Sharing the steps to make Hive UDF/UDAF/UDTF to work natively with SparkSQL
1- Open spark-shell with hive udf jar as parameter:
spark-shell --jars path-to-your-hive-udf.jar
2- From spark-shell, open declare hive context and create functions
val sqlContext = new org.apache.spark.sql.hive.HiveContext(sc);
sqlContext.sql("""create temporary function balance as 'com.github.gbraccialli.hive.udf.BalanceFromRechargesAndOrders'""");
3- From spark-shell, use your UDFs directly in SparkSQL:
create table recharges_with_balance_array as
balance(orders,'date_order', 'order_value', reseller_id, date_recharge, phone_credit_value) as balance
PS: I found some issues using UDTFs with spark 1.3, which was fixed on spark 1.4.1. I tested all, UDF, UDAF and UDTF, all of them worked properly, same sql statements and same results.

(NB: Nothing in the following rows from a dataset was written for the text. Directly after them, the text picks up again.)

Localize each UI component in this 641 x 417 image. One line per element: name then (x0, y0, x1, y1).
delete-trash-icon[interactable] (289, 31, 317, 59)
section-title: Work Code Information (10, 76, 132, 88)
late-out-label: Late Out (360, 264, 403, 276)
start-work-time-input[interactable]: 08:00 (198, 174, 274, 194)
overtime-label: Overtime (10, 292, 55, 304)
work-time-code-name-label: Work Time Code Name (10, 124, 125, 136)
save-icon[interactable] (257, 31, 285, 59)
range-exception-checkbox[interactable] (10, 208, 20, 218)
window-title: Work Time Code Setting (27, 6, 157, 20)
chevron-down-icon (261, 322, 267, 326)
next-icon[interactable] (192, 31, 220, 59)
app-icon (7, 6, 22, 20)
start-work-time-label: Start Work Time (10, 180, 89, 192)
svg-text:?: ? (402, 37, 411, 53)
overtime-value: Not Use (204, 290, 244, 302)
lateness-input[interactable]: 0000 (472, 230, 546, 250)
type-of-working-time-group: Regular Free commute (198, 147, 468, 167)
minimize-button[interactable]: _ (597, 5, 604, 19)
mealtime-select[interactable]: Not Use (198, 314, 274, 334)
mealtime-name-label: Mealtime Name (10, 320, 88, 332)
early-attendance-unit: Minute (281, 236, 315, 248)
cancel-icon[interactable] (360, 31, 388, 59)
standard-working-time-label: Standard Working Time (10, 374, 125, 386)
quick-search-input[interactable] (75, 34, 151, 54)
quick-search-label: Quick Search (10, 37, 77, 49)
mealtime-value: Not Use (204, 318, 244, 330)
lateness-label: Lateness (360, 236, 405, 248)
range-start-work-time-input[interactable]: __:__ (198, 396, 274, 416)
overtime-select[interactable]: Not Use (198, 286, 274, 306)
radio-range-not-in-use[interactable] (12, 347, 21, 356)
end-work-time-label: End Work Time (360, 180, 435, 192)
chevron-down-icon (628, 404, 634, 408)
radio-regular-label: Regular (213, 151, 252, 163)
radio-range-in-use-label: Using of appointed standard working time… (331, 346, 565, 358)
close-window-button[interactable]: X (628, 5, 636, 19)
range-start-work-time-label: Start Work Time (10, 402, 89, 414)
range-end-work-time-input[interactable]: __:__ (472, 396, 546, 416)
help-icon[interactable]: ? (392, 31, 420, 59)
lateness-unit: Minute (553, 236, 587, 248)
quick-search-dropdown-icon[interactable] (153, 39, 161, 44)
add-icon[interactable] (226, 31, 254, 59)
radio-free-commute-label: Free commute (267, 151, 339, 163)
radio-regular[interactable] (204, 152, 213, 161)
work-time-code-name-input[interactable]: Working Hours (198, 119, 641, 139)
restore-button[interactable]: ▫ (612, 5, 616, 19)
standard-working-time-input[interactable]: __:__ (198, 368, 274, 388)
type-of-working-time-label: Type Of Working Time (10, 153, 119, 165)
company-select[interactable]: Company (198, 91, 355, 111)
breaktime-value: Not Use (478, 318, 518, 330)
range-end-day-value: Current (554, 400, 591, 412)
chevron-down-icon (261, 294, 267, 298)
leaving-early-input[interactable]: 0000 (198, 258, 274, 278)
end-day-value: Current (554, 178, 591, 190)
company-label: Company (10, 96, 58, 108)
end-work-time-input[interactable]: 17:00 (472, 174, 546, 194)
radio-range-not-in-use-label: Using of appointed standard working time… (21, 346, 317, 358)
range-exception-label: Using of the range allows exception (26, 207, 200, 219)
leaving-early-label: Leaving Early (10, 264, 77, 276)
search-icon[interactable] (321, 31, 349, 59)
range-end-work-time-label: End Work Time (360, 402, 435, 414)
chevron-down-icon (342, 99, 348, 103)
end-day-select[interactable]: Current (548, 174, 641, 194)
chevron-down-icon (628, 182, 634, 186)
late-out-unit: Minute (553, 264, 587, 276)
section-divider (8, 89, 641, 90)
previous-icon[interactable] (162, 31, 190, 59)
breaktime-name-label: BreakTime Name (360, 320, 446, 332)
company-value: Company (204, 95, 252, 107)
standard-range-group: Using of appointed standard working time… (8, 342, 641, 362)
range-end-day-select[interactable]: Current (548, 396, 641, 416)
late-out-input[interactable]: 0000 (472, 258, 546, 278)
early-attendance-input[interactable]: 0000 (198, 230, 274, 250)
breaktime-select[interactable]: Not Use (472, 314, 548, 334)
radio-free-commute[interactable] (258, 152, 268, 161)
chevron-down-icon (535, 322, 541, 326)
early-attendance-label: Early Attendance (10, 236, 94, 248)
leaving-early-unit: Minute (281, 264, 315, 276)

@Guilherme Braccialli thanks for trying this. I am just starting with my Spark journey, but it seems that any time I try to do in zeppelin or jyputer i keep hitting different issues, I guess I should just stick with CLI for now. I will give demo's in zeppelin @ customer sites but will know the limitations of the product for now.
@Guilherme Braccialli Just tried your posted steps, everything worked great. Had problems doing mvn build using ur repo, but thats not an issue for me. I have the template idea, how to interact with hive and spark. Thanks for the post, very useful!
well , i tried create temporary function in beeline , and failed ; and create function, the function was created , and can be desc function. but , when i accessing it , it show can not find the function . so , do you have the same problem. I'm trying to let everyone connected to my thriftserver to have access to udf that I deployed. do you have any suggestions?
Hi @Guilherme Braccialli, so you did not run into this issue?